The Matrix platform, set to be rolled out at the beginning of 2020, will also help Northern Trust significantly reduce workflow costs, and increase productivity through the automation of transfer agency data.


Editor’s Choice: From Citi to United: Securities services veteran departs bank with view to purchase Premier League football club

Partly due to the securities services world crossing over with the Premier League for what must surely be the first time, this story was my favourite of the year to write.

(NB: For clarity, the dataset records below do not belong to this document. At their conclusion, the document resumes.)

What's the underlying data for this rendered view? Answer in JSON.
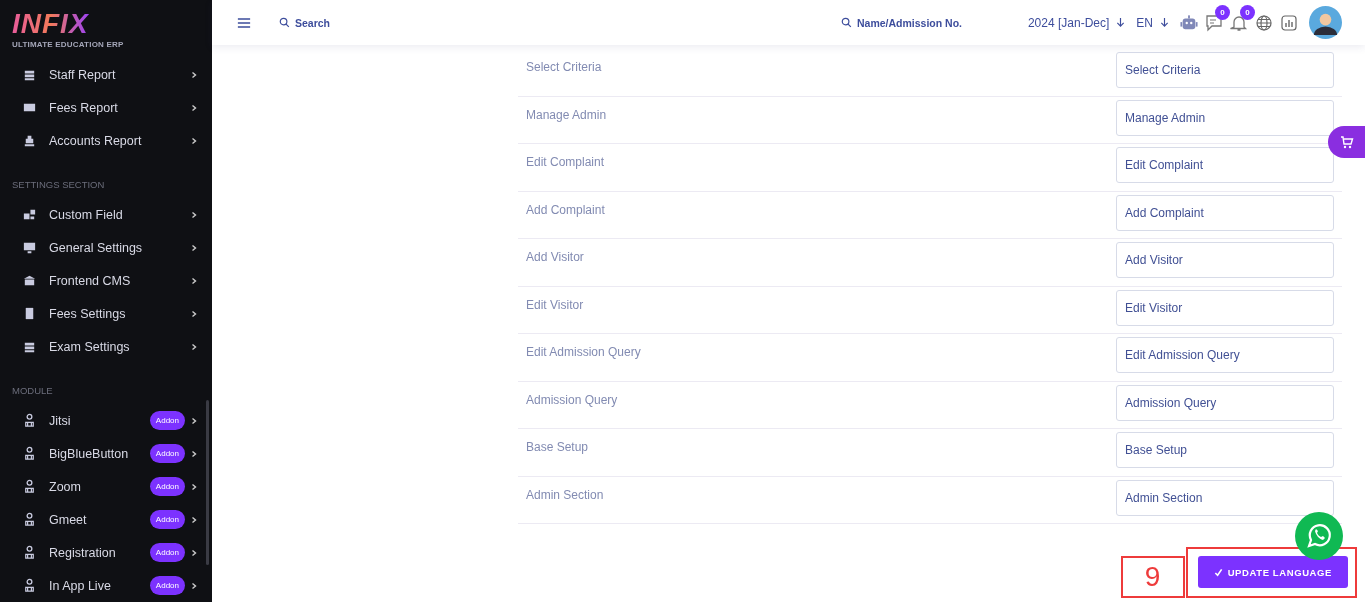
{
  "logo": {
    "name": "INFIX",
    "tagline": "ULTIMATE EDUCATION ERP"
  },
  "sidebar": {
    "groups": [
      {
        "items": [
          {
            "label": "Staff Report"
          },
          {
            "label": "Fees Report"
          },
          {
            "label": "Accounts Report"
          }
        ]
      },
      {
        "heading": "SETTINGS SECTION",
        "items": [
          {
            "label": "Custom Field"
          },
          {
            "label": "General Settings"
          },
          {
            "label": "Frontend CMS"
          },
          {
            "label": "Fees Settings"
          },
          {
            "label": "Exam Settings"
          }
        ]
      },
      {
        "heading": "MODULE",
        "items": [
          {
            "label": "Jitsi",
            "badge": "Addon"
          },
          {
            "label": "BigBlueButton",
            "badge": "Addon"
          },
          {
            "label": "Zoom",
            "badge": "Addon"
          },
          {
            "label": "Gmeet",
            "badge": "Addon"
          },
          {
            "label": "Registration",
            "badge": "Addon"
          },
          {
            "label": "In App Live",
            "badge": "Addon"
          }
        ]
      }
    ]
  },
  "header": {
    "search": {
      "placeholder": "Search"
    },
    "student_search": {
      "placeholder": "Name/Admission No."
    },
    "session": "2024 [Jan-Dec]",
    "language": "EN",
    "messages_count": "0",
    "notifications_count": "0"
  },
  "rows": [
    {
      "label": "Select Criteria",
      "value": "Select Criteria"
    },
    {
      "label": "Manage Admin",
      "value": "Manage Admin"
    },
    {
      "label": "Edit Complaint",
      "value": "Edit Complaint"
    },
    {
      "label": "Add Complaint",
      "value": "Add Complaint"
    },
    {
      "label": "Add Visitor",
      "value": "Add Visitor"
    },
    {
      "label": "Edit Visitor",
      "value": "Edit Visitor"
    },
    {
      "label": "Edit Admission Query",
      "value": "Edit Admission Query"
    },
    {
      "label": "Admission Query",
      "value": "Admission Query"
    },
    {
      "label": "Base Setup",
      "value": "Base Setup"
    },
    {
      "label": "Admin Section",
      "value": "Admin Section"
    }
  ],
  "submit_button": {
    "label": "UPDATE LANGUAGE"
  },
  "annotation": {
    "number": "9"
  }
}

In addition, this allowed us to run with one of the more creative headlines of the year, which will resonate with the football fans among our audience.

Here we reported that, Global Custodian legend, Alan Pace, had left the US bank after 11 years, and was reportedly setting his sights on purchasing a UK Premier League football club.

Earlier in the year, Pace had set up an investment firm called ALK Capital alongside US businessman Dave Checketts, which was reportedly interested in buying Sheffield United Football Club.

While these reports had surfaced throughout the year, Global Custodian discovered that Pace officially left his role at Citi in October.